The attack struck a high-rise building and a private home, said regional Gov. Vadym Filaskhin, who said the victims were men aged 24 to 38. He urged the last remaining residents to leave the front-line town, which had a pre-war population of 12,000.
“Normal life has been impossible in Chasiv Yar for more than two years,” Filaskhin wrote on social media. “Do not become a Russian target — evacuate.” A further two people were killed by Russian shelling in the Kharkiv region. One victim was pulled from the rubble of a house in the village of Cherkaska Lozova, said Gov. Oleh Syniehubov, while a second woman died of her wounds while being transported to a hospital.
Meanwhile, Russia’s Ministry of Defense said it captured the town of Pivnichne, also in Ukraine’s Donetsk region. The Associated Press could not independently verify the claim.
Russian forces have been driving deeper into the partly occupied eastern region, the total capture of which is one of the Kremlin’s primary ambitions.
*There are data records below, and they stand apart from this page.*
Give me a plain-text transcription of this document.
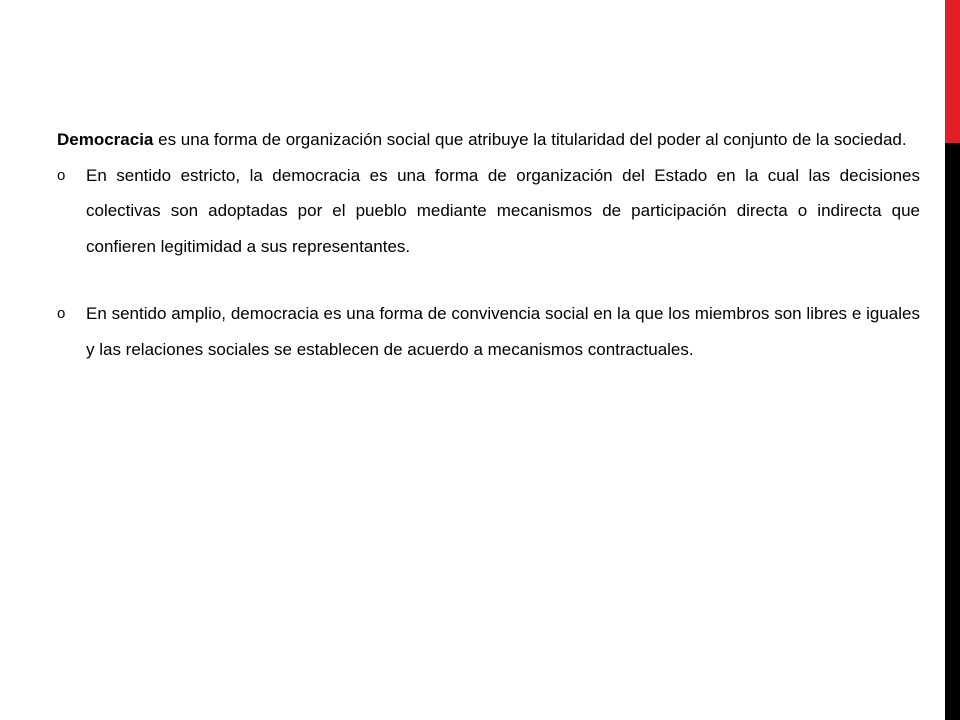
Democracia es una forma de organización social que atribuye la titularidad del poder al conjunto de la sociedad.

o En sentido estricto, la democracia es una forma de organización del Estado en la cual las decisiones colectivas son adoptadas por el pueblo mediante mecanismos de participación directa o indirecta que confieren legitimidad a sus representantes.

o En sentido amplio, democracia es una forma de convivencia social en la que los miembros son libres e iguales y las relaciones sociales se establecen de acuerdo a mecanismos contractuales.
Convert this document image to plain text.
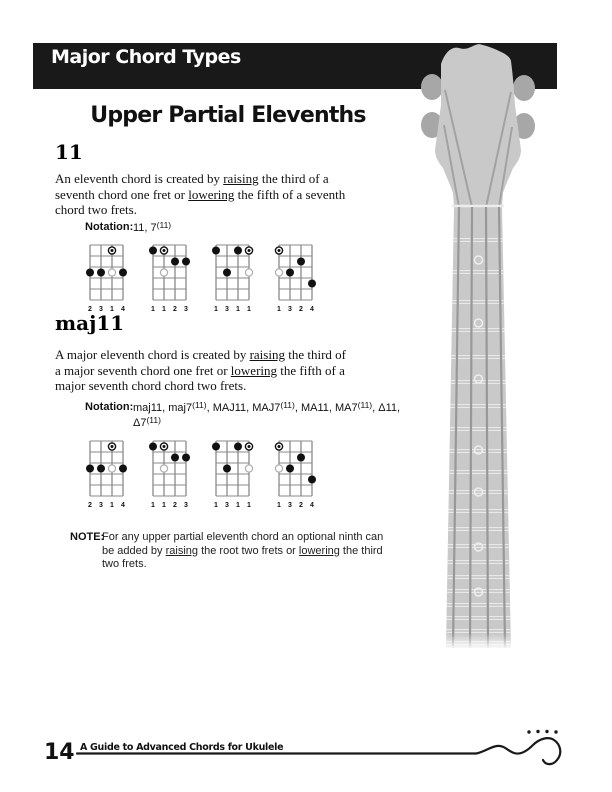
Major Chord Types
Upper Partial Elevenths
11
An eleventh chord is created by raising the third of a
seventh chord one fret or lowering the fifth of a seventh
chord two frets.
Notation: 11, 7$^{(11)}$
2 3 1 4	1 1 2 3	1 3 1 1	1 3 2 4
maj11
A major eleventh chord is created by raising the third of
a major seventh chord one fret or lowering the fifth of a
major seventh chord chord two frets.
Notation: maj11, maj7$^{(11)}$, MAJ11, MAJ7$^{(11)}$, MA11, MA7$^{(11)}$, Δ11,
Δ7$^{(11)}$
2 3 1 4	1 1 2 3	1 3 1 1	1 3 2 4
NOTE:
For any upper partial eleventh chord an optional ninth can
be added by raising the root two frets or lowering the third
two frets.
14 A Guide to Advanced Chords for Ukulele
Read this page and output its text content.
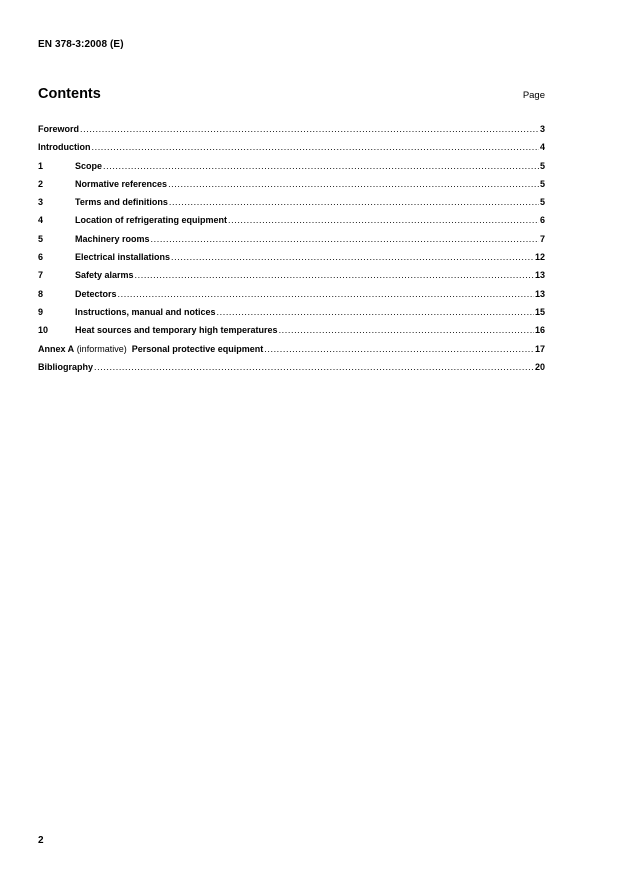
EN 378-3:2008 (E)
Contents	Page
Foreword .....	3
Introduction .....	4
1	Scope .....	5
2	Normative references .....	5
3	Terms and definitions .....	5
4	Location of refrigerating equipment .....	6
5	Machinery rooms .....	7
6	Electrical installations .....	12
7	Safety alarms .....	13
8	Detectors .....	13
9	Instructions, manual and notices .....	15
10	Heat sources and temporary high temperatures .....	16
Annex A (informative) Personal protective equipment .....	17
Bibliography .....	20
2
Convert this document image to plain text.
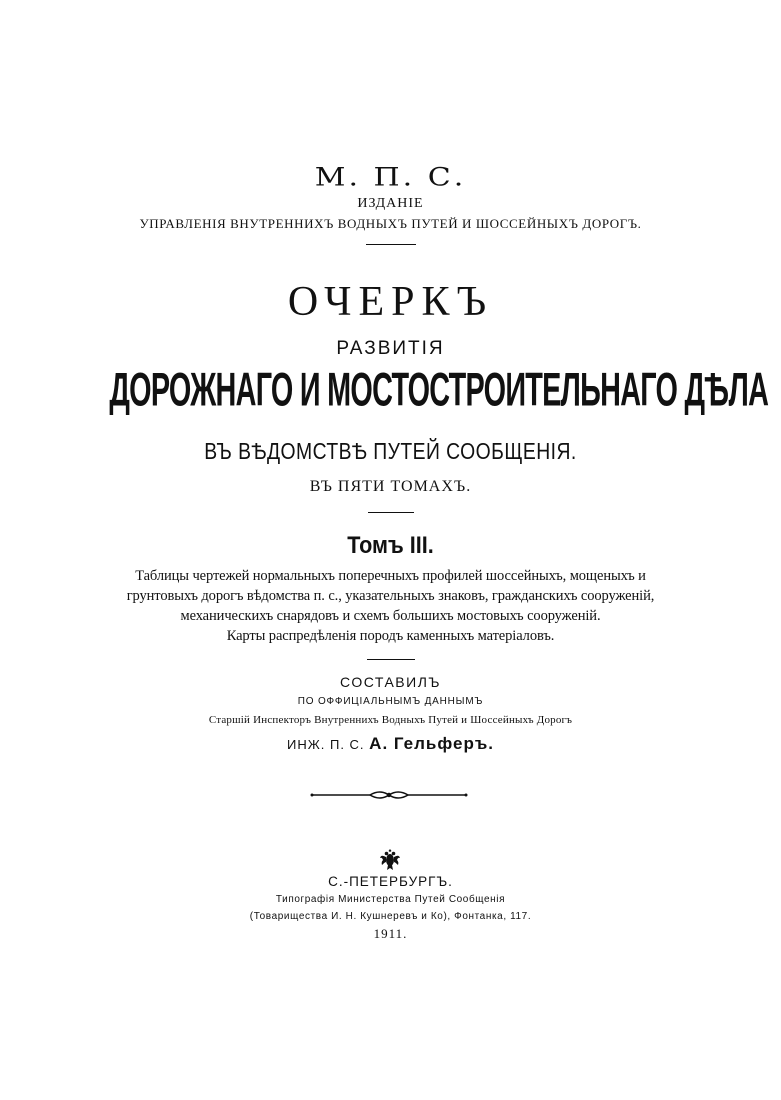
М. П. С.
ИЗДАНІЕ
УПРАВЛЕНІЯ ВНУТРЕННИХЪ ВОДНЫХЪ ПУТЕЙ И ШОССЕЙНЫХЪ ДОРОГЪ.
ОЧЕРКЪ
РАЗВИТІЯ
ДОРОЖНАГО И МОСТОСТРОИТЕЛЬНАГО ДѢЛА
ВЪ ВѢДОМСТВѢ ПУТЕЙ СООБЩЕНІЯ.
ВЪ ПЯТИ ТОМАХЪ.
Томъ III.
Таблицы чертежей нормальныхъ поперечныхъ профилей шоссейныхъ, мощеныхъ и
грунтовыхъ дорогъ вѣдомства п. с., указательныхъ знаковъ, гражданскихъ сооруженій,
механическихъ снарядовъ и схемъ большихъ мостовыхъ сооруженій.
Карты распредѣленія породъ каменныхъ матеріаловъ.
СОСТАВИЛЪ
ПО ОФФИЦІАЛЬНЫМЪ ДАННЫМЪ
Старшій Инспекторъ Внутреннихъ Водныхъ Путей и Шоссейныхъ Дорогъ
ИНЖ. П. С. А. Гельферъ.
С.-ПЕТЕРБУРГЪ.
Типографія Министерства Путей Сообщенія
(Товарищества И. Н. Кушнеревъ и Ко), Фонтанка, 117.
1911.
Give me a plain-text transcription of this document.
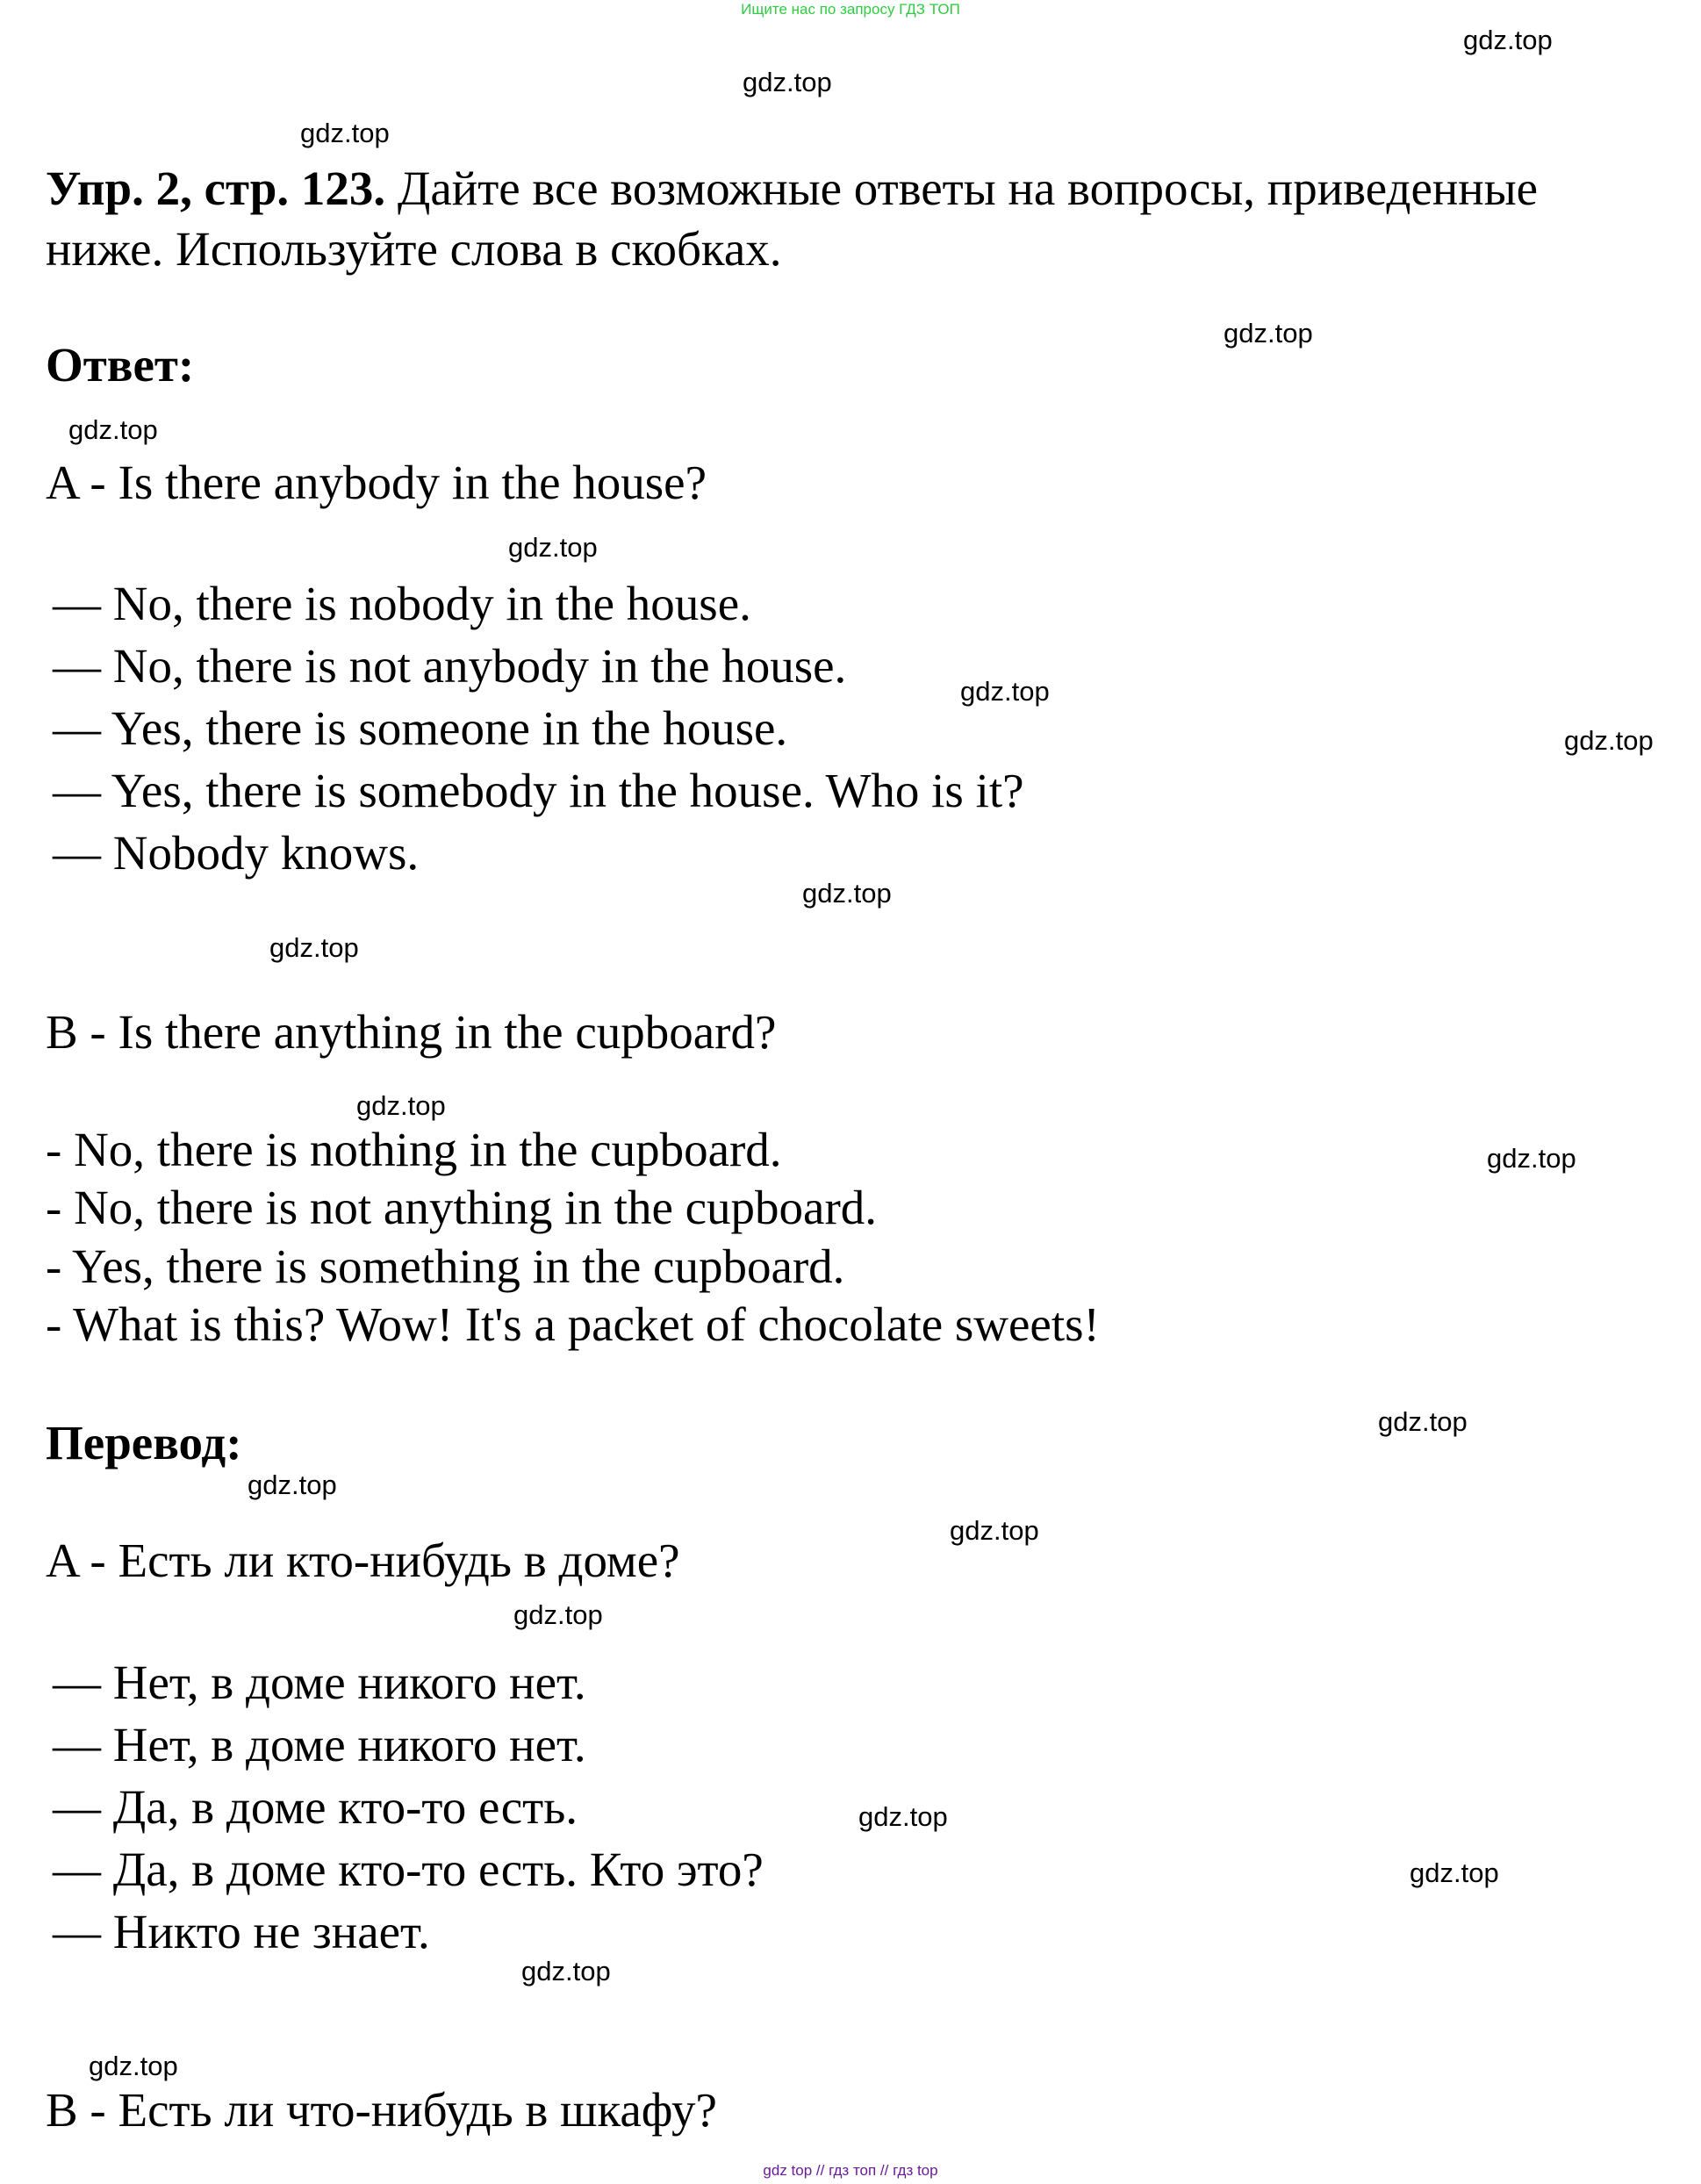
Ищите нас по запросу ГДЗ ТОП
gdz.top
gdz.top
gdz.top
gdz.top
gdz.top
gdz.top
gdz.top
gdz.top
gdz.top
gdz.top
gdz.top
gdz.top
gdz.top
gdz.top
gdz.top
gdz.top
gdz.top
gdz.top
gdz.top
gdz.top
Упр. 2, стр. 123. Дайте все возможные ответы на вопросы, приведенные ниже. Используйте слова в скобках.
Ответ:
A - Is there anybody in the house?
— No, there is nobody in the house.
— No, there is not anybody in the house.
— Yes, there is someone in the house.
— Yes, there is somebody in the house. Who is it?
— Nobody knows.
B - Is there anything in the cupboard?
- No, there is nothing in the cupboard.
- No, there is not anything in the cupboard.
- Yes, there is something in the cupboard.
- What is this? Wow! It's a packet of chocolate sweets!
Перевод:
A - Есть ли кто-нибудь в доме?
— Нет, в доме никого нет.
— Нет, в доме никого нет.
— Да, в доме кто-то есть.
— Да, в доме кто-то есть. Кто это?
— Никто не знает.
B - Есть ли что-нибудь в шкафу?
gdz top // гдз топ // гдз top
Russia’s army is closing in on Pokrovsk, a critical logistics hub for the Ukrainian defense in the area.
At the same time, Ukraine has sent its forces into Russia’s Kursk region in recent weeks in the largest incursion onto Russian soil since World War II. The move is partly an effort to force Russia to draw troops away from the Donetsk front.
Elsewhere, the number of wounded following a Russian attack on the Ukrainian city of Kharkiv on Friday continued to rise.
Six people were killed, including a 14-year-old girl, when glide bombs struck five locations across the city, said regional Gov. Oleh Syniehubov. Writing on social media Saturday, he said that the number of injured had risen from 47 to 96.
Syniehubov also confirmed that the 12-story apartment block that was hit by one bomb strike, setting the building ablaze and trapping at least one person on an upper floor, would be partly demolished.
Ukrainian officials have previously pointed to the Kharkiv strikes as further evidence that Western partners should scrap restrictions on what the Ukrainian military can target with donated weapons.
In an interview with CNN on Friday, Ukrainian Defense Minister Rustem Umerov said that Kyiv had presented Washington with a list of potential long-range targets within Russia for its approval. “I hope we were heard,” he said.
He also denied speculation that Ukrainian President Volodymyr Zelenskyy ’s decision to dismiss the commander of the country’s air force Friday was directly linked to the destruction of an F-16 warplane that Ukraine received from its Western partners four days earlier.
The order to dismiss Lt. Gen. Mykola Oleshchuk was published on the presidential website minutes before an address which saw Zelenskyy stress the need to “take care of all our soldiers.”
“This is two separate issues,” said Umerov. “At this stage, I would not connect them.”
The number of injured also continued to rise in the Russian border region of Belgorod, where five people were killed Friday by Ukrainian shelling, said Gov. Vyacheslav Gladkov. He said Sunday that 46 people had been injured, of whom 37 were in the hospital, including seven children. Writing on social media, Gladkov also said that two others had been injured in Ukrainian shelling across the region.